Planning Must Consider the Unforeseen Future, Not Just the Present

It may seem obvious, but it is critical for all of your long-term planning, from an inheritance to a business succession strategy, to take into account potential events that have yet to happen. Far too many New Yorkers engage in estate planning and financial planning that gives short shrift to potential changes in circumstance in the future. It is worth reiterating that all families should make plans that take into account unknown future events, like divorce, disability, a lost job, and more.

Divorce, Disability, and More
A Financial Advisor magazine article from late last month touched on the principle of long-term forecasting. The story is focused specifically on business succession planning, but the basic principles are applicable to many forms of long-term preparations. The story summarizes the potential unknowns as the “Four Ds” — divorce, disability, drugs, and death.

In the business succession context, this refers to dealing with changing marital status of an owner (and the resulting property rights dispute), death and disability of a partner, or potential drug/addiction problems of a key business employee. Steps must be in place to deal with these events so that the business is not decimated in the aftermath. The business graveyard is filled with many family enterprises that fall apart when uncertain events occur that paralyze decision makers and throw the business entity into chaos.

The principles of preparing for these (and other) unknown events applies well beyond business succession planning. Consider crafting an inheritance. Is it satisfactory merely to consider what the family is like now or is it prudent to factor in unique life events? Obviously the latter is necessary.
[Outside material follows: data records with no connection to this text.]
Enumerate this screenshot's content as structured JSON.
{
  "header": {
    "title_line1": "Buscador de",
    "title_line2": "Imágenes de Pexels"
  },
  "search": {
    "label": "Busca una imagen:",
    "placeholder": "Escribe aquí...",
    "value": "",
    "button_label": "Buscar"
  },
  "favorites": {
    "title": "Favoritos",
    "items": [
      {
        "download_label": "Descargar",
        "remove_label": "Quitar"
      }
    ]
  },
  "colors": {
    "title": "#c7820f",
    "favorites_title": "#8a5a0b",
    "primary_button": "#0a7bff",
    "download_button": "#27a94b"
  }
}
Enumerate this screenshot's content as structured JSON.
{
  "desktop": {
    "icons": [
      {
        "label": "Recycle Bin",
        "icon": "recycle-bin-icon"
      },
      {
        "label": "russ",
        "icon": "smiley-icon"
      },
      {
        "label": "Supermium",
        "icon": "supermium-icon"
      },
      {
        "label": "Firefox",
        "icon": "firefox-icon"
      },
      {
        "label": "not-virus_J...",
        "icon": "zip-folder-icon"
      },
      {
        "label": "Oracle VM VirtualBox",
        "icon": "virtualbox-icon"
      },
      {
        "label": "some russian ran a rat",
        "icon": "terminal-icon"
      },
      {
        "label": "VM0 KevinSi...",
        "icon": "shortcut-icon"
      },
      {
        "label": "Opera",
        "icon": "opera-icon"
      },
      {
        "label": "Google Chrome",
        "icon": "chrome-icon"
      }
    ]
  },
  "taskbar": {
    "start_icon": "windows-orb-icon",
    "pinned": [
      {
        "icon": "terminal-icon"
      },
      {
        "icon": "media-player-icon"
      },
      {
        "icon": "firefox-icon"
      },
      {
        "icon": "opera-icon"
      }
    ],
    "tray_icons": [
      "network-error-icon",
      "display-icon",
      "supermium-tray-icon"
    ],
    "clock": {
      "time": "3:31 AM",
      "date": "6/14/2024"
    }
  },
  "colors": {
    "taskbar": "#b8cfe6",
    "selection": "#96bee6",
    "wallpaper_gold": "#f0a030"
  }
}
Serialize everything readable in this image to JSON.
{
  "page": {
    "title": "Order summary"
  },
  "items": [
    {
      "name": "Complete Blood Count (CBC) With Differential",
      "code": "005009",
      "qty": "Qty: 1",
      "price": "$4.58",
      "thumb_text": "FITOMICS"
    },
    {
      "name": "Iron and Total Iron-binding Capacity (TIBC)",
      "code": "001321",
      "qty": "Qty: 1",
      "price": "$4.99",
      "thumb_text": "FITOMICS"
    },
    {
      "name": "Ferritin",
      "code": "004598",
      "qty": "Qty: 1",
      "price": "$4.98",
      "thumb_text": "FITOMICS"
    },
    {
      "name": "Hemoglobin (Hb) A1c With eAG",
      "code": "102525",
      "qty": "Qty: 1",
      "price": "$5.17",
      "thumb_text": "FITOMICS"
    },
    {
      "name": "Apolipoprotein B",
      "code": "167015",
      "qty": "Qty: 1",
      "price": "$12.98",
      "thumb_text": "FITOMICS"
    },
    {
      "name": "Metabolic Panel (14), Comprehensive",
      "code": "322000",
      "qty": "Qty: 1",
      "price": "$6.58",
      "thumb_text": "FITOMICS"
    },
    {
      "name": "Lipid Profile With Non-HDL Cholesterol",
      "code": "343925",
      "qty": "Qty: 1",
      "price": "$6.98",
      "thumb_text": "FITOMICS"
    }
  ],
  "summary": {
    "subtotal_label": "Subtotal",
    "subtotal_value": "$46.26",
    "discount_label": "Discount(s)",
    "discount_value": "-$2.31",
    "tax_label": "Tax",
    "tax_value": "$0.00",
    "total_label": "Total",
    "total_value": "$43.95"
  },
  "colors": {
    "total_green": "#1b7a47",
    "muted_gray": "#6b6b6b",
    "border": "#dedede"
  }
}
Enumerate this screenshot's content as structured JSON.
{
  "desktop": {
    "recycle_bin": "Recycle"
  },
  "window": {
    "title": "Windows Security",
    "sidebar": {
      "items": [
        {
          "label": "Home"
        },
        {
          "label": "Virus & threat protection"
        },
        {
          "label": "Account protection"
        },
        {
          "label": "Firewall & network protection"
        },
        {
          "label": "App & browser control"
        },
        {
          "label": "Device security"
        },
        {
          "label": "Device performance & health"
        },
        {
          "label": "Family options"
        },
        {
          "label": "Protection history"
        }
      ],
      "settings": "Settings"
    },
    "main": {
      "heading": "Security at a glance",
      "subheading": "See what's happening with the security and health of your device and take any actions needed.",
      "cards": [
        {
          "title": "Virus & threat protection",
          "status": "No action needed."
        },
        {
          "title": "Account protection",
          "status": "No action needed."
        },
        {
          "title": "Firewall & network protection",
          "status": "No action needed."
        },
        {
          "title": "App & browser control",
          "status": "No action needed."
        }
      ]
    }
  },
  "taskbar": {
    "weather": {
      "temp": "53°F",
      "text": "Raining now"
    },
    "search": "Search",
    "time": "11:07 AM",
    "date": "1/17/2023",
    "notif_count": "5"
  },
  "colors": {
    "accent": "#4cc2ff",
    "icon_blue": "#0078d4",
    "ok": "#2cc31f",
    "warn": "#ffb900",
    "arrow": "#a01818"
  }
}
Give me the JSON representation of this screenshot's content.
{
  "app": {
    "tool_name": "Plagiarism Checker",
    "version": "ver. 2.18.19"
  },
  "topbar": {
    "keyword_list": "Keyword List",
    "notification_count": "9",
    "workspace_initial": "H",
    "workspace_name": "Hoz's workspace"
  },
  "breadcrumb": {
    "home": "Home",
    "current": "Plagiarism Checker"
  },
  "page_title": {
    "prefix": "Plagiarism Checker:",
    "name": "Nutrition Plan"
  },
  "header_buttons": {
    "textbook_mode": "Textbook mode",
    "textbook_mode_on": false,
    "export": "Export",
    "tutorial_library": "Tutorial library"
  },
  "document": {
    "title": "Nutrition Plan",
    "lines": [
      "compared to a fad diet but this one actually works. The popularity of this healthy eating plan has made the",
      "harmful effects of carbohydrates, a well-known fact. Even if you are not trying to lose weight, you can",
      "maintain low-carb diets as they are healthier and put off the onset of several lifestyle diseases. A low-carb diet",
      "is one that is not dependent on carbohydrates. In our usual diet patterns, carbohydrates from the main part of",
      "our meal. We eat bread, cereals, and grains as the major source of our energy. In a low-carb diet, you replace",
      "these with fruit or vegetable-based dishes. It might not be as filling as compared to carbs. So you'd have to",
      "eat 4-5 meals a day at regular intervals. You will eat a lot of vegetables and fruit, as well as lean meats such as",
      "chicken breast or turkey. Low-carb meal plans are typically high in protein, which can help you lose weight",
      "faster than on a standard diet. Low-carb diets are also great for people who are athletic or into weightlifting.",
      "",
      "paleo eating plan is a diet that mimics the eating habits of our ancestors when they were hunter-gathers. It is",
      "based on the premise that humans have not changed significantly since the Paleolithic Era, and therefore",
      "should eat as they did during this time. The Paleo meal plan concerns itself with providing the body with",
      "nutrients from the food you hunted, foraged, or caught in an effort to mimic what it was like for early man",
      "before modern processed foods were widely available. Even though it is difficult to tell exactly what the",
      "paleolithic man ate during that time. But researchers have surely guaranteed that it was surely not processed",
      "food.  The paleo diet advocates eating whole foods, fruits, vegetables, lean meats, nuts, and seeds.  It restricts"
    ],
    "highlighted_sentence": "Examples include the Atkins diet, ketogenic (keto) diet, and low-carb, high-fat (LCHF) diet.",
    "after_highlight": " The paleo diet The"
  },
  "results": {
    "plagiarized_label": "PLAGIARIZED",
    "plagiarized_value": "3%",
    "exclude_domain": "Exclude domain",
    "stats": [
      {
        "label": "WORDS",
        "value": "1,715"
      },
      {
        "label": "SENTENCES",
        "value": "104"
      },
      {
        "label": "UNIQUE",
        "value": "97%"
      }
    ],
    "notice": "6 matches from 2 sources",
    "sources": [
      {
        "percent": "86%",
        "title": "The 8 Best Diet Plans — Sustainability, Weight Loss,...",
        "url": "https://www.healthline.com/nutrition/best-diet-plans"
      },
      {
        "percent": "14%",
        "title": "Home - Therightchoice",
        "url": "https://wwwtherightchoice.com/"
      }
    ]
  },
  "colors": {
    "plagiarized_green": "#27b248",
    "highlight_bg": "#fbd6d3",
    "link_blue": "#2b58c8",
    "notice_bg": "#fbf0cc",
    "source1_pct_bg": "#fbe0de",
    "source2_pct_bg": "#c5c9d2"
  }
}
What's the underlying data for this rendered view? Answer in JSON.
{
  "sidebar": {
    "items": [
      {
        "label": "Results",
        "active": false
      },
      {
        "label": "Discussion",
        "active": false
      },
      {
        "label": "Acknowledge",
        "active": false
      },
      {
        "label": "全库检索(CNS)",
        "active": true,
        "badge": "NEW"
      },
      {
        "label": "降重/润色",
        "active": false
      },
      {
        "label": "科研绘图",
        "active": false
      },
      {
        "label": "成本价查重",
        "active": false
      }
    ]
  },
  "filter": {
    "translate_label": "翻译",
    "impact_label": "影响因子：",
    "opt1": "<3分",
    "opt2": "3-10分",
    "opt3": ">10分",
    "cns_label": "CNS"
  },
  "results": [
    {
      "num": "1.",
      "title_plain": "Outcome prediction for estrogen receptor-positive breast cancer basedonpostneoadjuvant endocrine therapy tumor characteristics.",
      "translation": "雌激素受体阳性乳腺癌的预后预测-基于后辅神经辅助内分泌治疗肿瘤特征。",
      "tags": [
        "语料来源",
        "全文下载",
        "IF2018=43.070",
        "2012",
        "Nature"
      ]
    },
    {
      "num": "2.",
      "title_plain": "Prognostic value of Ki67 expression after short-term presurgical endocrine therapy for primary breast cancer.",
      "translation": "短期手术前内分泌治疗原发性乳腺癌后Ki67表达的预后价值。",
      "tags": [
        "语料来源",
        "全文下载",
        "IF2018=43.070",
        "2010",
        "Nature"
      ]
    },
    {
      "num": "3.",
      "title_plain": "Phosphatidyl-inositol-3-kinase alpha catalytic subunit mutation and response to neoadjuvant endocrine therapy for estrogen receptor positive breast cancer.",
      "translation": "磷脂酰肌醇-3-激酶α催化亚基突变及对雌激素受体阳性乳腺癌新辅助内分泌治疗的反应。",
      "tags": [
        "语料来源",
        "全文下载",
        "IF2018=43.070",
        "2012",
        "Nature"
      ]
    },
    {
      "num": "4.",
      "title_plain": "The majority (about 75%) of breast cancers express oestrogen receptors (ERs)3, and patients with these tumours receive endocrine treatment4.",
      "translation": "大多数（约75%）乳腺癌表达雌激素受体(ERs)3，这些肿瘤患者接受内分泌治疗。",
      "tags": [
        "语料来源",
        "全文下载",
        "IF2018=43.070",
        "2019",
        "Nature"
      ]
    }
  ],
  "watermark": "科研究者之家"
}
But it is natural wonder if anything actually can be done to prepare for a future that is unknown. How do you prepare for a divorce that may not happen, a drug addiction that has not occurred, or a disability that hopefully will never happen? The answer is to use flexible legal tools–like trusts–and to make contingency plans.

An estate planner can discuss the specific types of trusts and/or property ownership arrangements that might provide the most protection in case of some future change in circumstance. Similarly, the professional can also provide advice on what other events should be accounted for and considered when crafting these plans. Half of the battle is often thinking about contingencies early on, instead of lamenting later, “Oh, I should have thought of that.”